I agree that we should not slow down the DWARFLinker in common cases only because we need to support the worst cases.
But we also need to implement a solution which works in some acceptable manner for the worst case.
I think that depends on “acceptable” - correct, yes. Practical to run in reasonable time/memory? Not necessarily, in my opinion.
The current solution - loading everything in memory - makes it hard to use in a non-dsymutil scenario(llvm-dwarfutil).
I agree it’s worth exploring the non-dsymutil scenario, as you are - I’m just saying we don’t necessarily need to support high usability (fast/low memory usage/etc) llvm-dwarfutil on an already dwarfutil’d binary (but as you’ve pointed out, the “window” is unknowable because of backward references, so this whole subthread is perhaps irrelevant).
There could be several things which could be used to decide whether we need to go on a light or heavy path:
- If the input contains only a single CU we do not need to unload it from memory. Thus - we would not need to do an extra DWARF loading pass.
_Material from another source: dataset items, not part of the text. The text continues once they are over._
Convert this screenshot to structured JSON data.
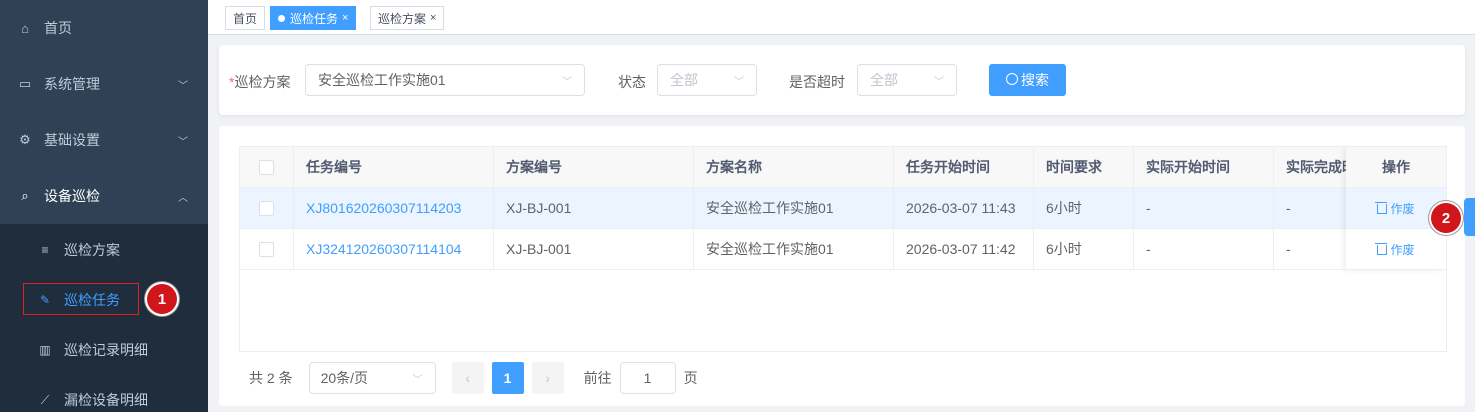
{
  "sidebar": {
    "items": [
      {
        "label": "首页",
        "icon": "home-icon"
      },
      {
        "label": "系统管理",
        "icon": "monitor-icon"
      },
      {
        "label": "基础设置",
        "icon": "gear-icon"
      },
      {
        "label": "设备巡检",
        "icon": "search-icon"
      }
    ],
    "subitems": [
      {
        "label": "巡检方案",
        "icon": "list-icon"
      },
      {
        "label": "巡检任务",
        "icon": "edit-icon"
      },
      {
        "label": "巡检记录明细",
        "icon": "bar-chart-icon"
      },
      {
        "label": "漏检设备明细",
        "icon": "line-chart-icon"
      }
    ]
  },
  "markers": [
    "1",
    "2"
  ],
  "tags": [
    {
      "label": "首页"
    },
    {
      "label": "巡检任务",
      "close": "×"
    },
    {
      "label": "巡检方案",
      "close": "×"
    }
  ],
  "search": {
    "plan_label": "巡检方案",
    "plan_required": "*",
    "plan_value": "安全巡检工作实施01",
    "status_label": "状态",
    "status_placeholder": "全部",
    "overtime_label": "是否超时",
    "overtime_placeholder": "全部",
    "search_button": "搜索"
  },
  "table": {
    "headers": [
      "任务编号",
      "方案编号",
      "方案名称",
      "任务开始时间",
      "时间要求",
      "实际开始时间",
      "实际完成时",
      "操作"
    ],
    "rows": [
      {
        "task_no": "XJ801620260307114203",
        "plan_no": "XJ-BJ-001",
        "plan_name": "安全巡检工作实施01",
        "start_time": "2026-03-07 11:43",
        "time_req": "6小时",
        "actual_start": "-",
        "actual_end": "-",
        "action": "作废"
      },
      {
        "task_no": "XJ324120260307114104",
        "plan_no": "XJ-BJ-001",
        "plan_name": "安全巡检工作实施01",
        "start_time": "2026-03-07 11:42",
        "time_req": "6小时",
        "actual_start": "-",
        "actual_end": "-",
        "action": "作废"
      }
    ]
  },
  "pagination": {
    "total": "共 2 条",
    "page_size": "20条/页",
    "current_page": "1",
    "goto_label": "前往",
    "goto_value": "1",
    "page_suffix": "页",
    "prev": "‹",
    "next": "›"
  },
  "colors": {
    "sidebar_bg": "#304156",
    "accent": "#409eff",
    "marker": "#d0161b"
  }
}
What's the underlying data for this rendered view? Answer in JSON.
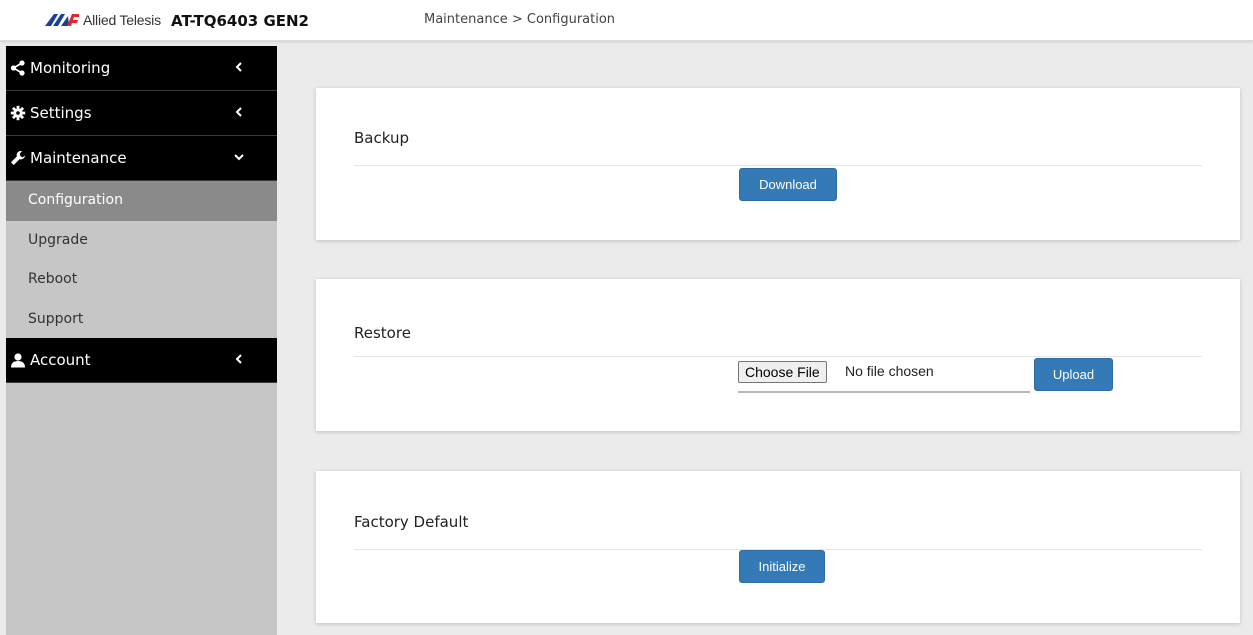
{
  "header": {
    "brand": "Allied Telesis",
    "product": "AT-TQ6403 GEN2",
    "breadcrumb": "Maintenance > Configuration",
    "brand_colors": {
      "blue": "#1b3f94",
      "red": "#e0282e"
    }
  },
  "sidebar": {
    "items": [
      {
        "label": "Monitoring",
        "icon": "share-icon",
        "chevron": "chevron-left-icon"
      },
      {
        "label": "Settings",
        "icon": "gear-icon",
        "chevron": "chevron-left-icon"
      },
      {
        "label": "Maintenance",
        "icon": "wrench-icon",
        "chevron": "chevron-down-icon",
        "children": [
          "Configuration",
          "Upgrade",
          "Reboot",
          "Support"
        ],
        "active_child": "Configuration"
      },
      {
        "label": "Account",
        "icon": "user-icon",
        "chevron": "chevron-left-icon"
      }
    ]
  },
  "main": {
    "backup": {
      "title": "Backup",
      "button": "Download"
    },
    "restore": {
      "title": "Restore",
      "choose_file": "Choose File",
      "file_status": "No file chosen",
      "button": "Upload"
    },
    "factory": {
      "title": "Factory Default",
      "button": "Initialize"
    }
  },
  "colors": {
    "primary_button": "#337ab7",
    "sidebar_dark": "#000000",
    "sidebar_light": "#c6c6c6",
    "sidebar_active": "#8a8a8a"
  }
}
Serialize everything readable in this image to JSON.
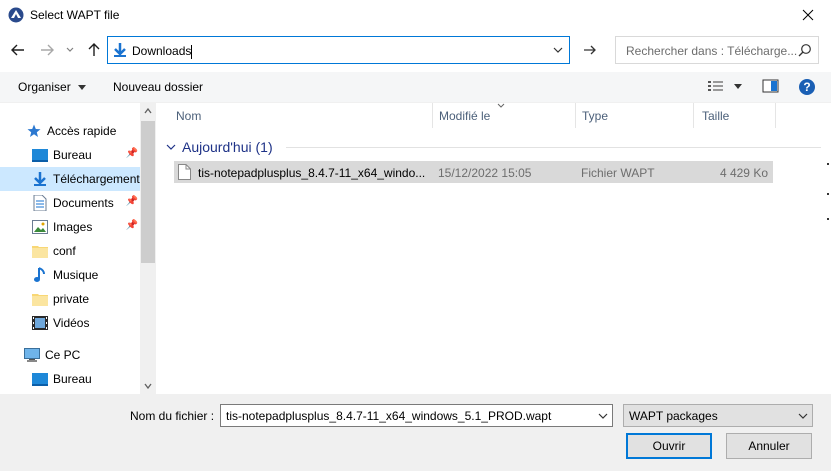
{
  "window": {
    "title": "Select WAPT file"
  },
  "nav": {
    "address": "Downloads",
    "search_placeholder": "Rechercher dans : Télécharge..."
  },
  "toolbar": {
    "organize": "Organiser",
    "new_folder": "Nouveau dossier"
  },
  "sidebar": {
    "quick_access": "Accès rapide",
    "items": [
      {
        "label": "Bureau",
        "icon": "desktop-icon",
        "pinned": true
      },
      {
        "label": "Téléchargements",
        "icon": "download-icon",
        "pinned": true,
        "selected": true
      },
      {
        "label": "Documents",
        "icon": "document-icon",
        "pinned": true
      },
      {
        "label": "Images",
        "icon": "image-icon",
        "pinned": true
      },
      {
        "label": "conf",
        "icon": "folder-icon",
        "pinned": false
      },
      {
        "label": "Musique",
        "icon": "music-icon",
        "pinned": false
      },
      {
        "label": "private",
        "icon": "folder-icon",
        "pinned": false
      },
      {
        "label": "Vidéos",
        "icon": "video-icon",
        "pinned": false
      }
    ],
    "this_pc": "Ce PC",
    "pc_items": [
      {
        "label": "Bureau",
        "icon": "desktop-icon"
      }
    ]
  },
  "columns": {
    "name": "Nom",
    "modified": "Modifié le",
    "type": "Type",
    "size": "Taille"
  },
  "group": {
    "label": "Aujourd'hui (1)"
  },
  "files": [
    {
      "name": "tis-notepadplusplus_8.4.7-11_x64_windo...",
      "modified": "15/12/2022 15:05",
      "type": "Fichier WAPT",
      "size": "4 429 Ko"
    }
  ],
  "footer": {
    "filename_label": "Nom du fichier :",
    "filename_value": "tis-notepadplusplus_8.4.7-11_x64_windows_5.1_PROD.wapt",
    "filetype": "WAPT packages",
    "open": "Ouvrir",
    "cancel": "Annuler"
  }
}
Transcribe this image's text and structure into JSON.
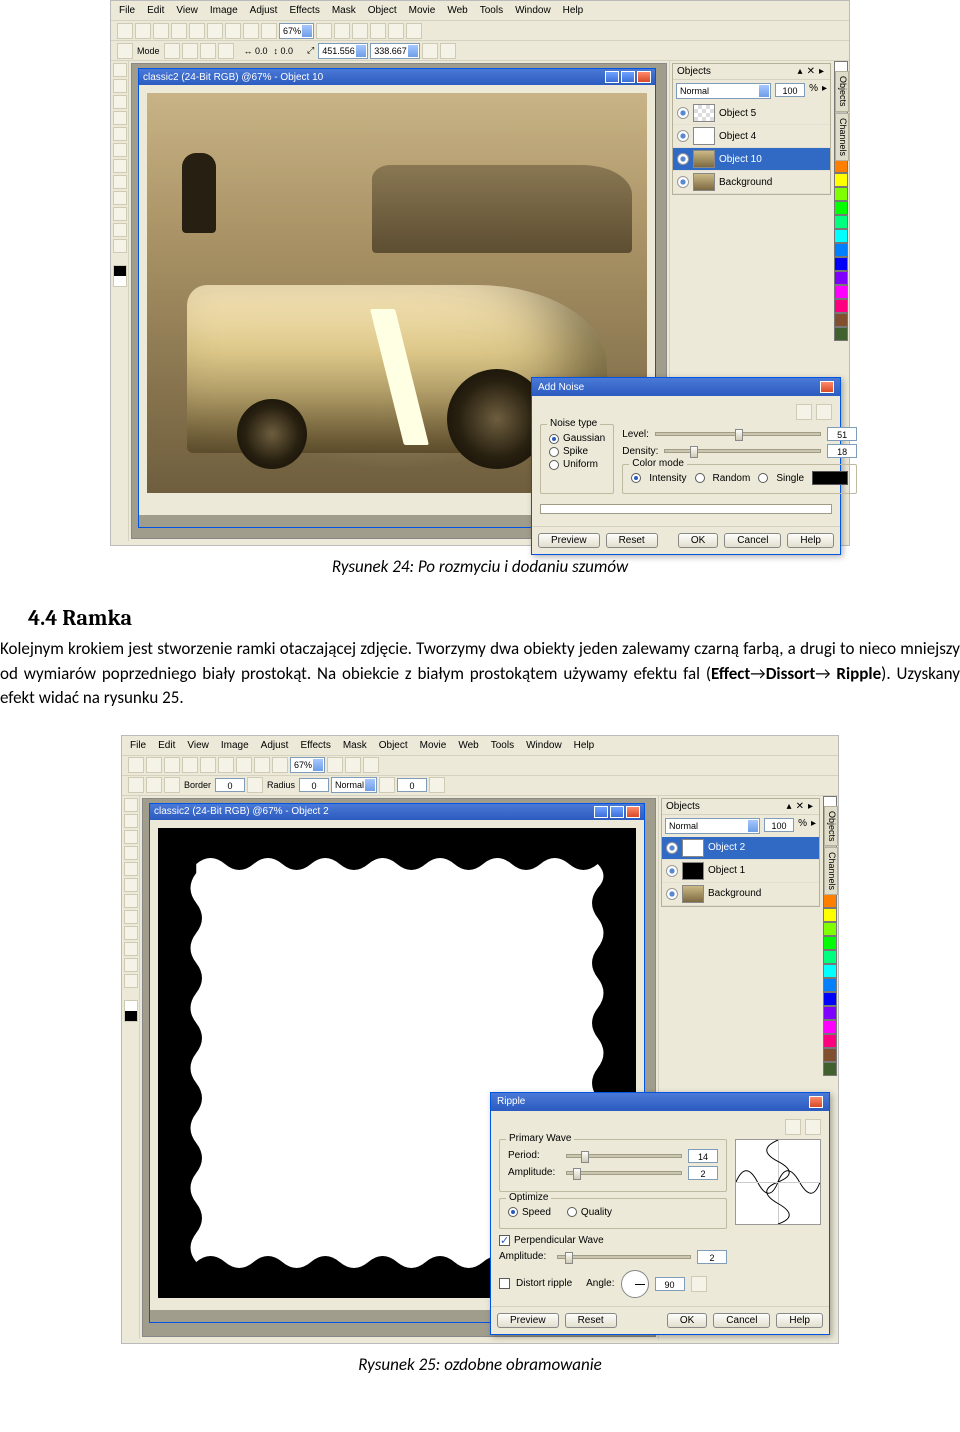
{
  "caption1": "Rysunek 24: Po rozmyciu i dodaniu szumów",
  "caption2": "Rysunek 25: ozdobne obramowanie",
  "section_num": "4.4",
  "section_title": "Ramka",
  "para_parts": {
    "p1": "Kolejnym krokiem jest stworzenie ramki otaczającej zdjęcie. Tworzymy dwa obiekty jeden zalewamy czarną farbą, a drugi to nieco mniejszy od wymiarów poprzedniego biały prostokąt. Na obiekcie z białym prostokątem  używamy efektu fal (",
    "b1": "Effect",
    "arr": "→",
    "b2": "Dissort",
    "b3a": " Ripple",
    "p2": "). Uzyskany efekt widać na rysunku 25."
  },
  "menu": [
    "File",
    "Edit",
    "View",
    "Image",
    "Adjust",
    "Effects",
    "Mask",
    "Object",
    "Movie",
    "Web",
    "Tools",
    "Window",
    "Help"
  ],
  "toolbar_zoom": "67%",
  "coords_a": "451.556",
  "coords_b": "338.667",
  "mode_label": "Mode",
  "doc_title1": "classic2 (24-Bit RGB) @67% - Object 10",
  "doc_title2": "classic2 (24-Bit RGB) @67% - Object 2",
  "panel": {
    "title": "Objects",
    "blend": "Normal",
    "opacity": "100",
    "pct": "%",
    "layers1": [
      "Object 5",
      "Object 4",
      "Object 10",
      "Background"
    ],
    "layers2": [
      "Object 2",
      "Object 1",
      "Background"
    ]
  },
  "vtabs": [
    "Objects",
    "Channels"
  ],
  "swatches": [
    "#ffffff",
    "#000000",
    "#7f7f7f",
    "#bfbfbf",
    "#590000",
    "#7f0000",
    "#ff0000",
    "#ff7f00",
    "#ffff00",
    "#7fff00",
    "#00ff00",
    "#00ff7f",
    "#00ffff",
    "#007fff",
    "#0000ff",
    "#7f00ff",
    "#ff00ff",
    "#ff007f",
    "#805030",
    "#406030"
  ],
  "addnoise": {
    "title": "Add Noise",
    "group_noise": "Noise type",
    "r_gauss": "Gaussian",
    "r_spike": "Spike",
    "r_uniform": "Uniform",
    "lbl_level": "Level:",
    "val_level": "51",
    "lbl_density": "Density:",
    "val_density": "18",
    "group_color": "Color mode",
    "r_intensity": "Intensity",
    "r_random": "Random",
    "r_single": "Single",
    "btn_preview": "Preview",
    "btn_reset": "Reset",
    "btn_ok": "OK",
    "btn_cancel": "Cancel",
    "btn_help": "Help"
  },
  "tb2": {
    "border_lbl": "Border",
    "border_val": "0",
    "radius_lbl": "Radius",
    "radius_val": "0",
    "combo": "Normal",
    "num0": "0"
  },
  "ripple": {
    "title": "Ripple",
    "group_primary": "Primary Wave",
    "lbl_period": "Period:",
    "val_period": "14",
    "lbl_amp": "Amplitude:",
    "val_amp": "2",
    "group_opt": "Optimize",
    "r_speed": "Speed",
    "r_quality": "Quality",
    "chk_perp": "Perpendicular Wave",
    "lbl_amp2": "Amplitude:",
    "val_amp2": "2",
    "chk_distort": "Distort ripple",
    "lbl_angle": "Angle:",
    "val_angle": "90",
    "btn_preview": "Preview",
    "btn_reset": "Reset",
    "btn_ok": "OK",
    "btn_cancel": "Cancel",
    "btn_help": "Help"
  }
}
- If abbreviations from the whole input file do not contain inter-CU references then while doing liveness analysis, we do not need to wait until other CUs are processed.
(2) Yeah, that /may/ be a good idea, cheap to test, etc. Though I’d still wonder if a more general implementation strategy could be found that would make it easier to get a sliding scale of efficiency depending on how much inter-CU references where were, not a “if there are none it’s good, if there are any it’s bad or otherwise very different to implement”.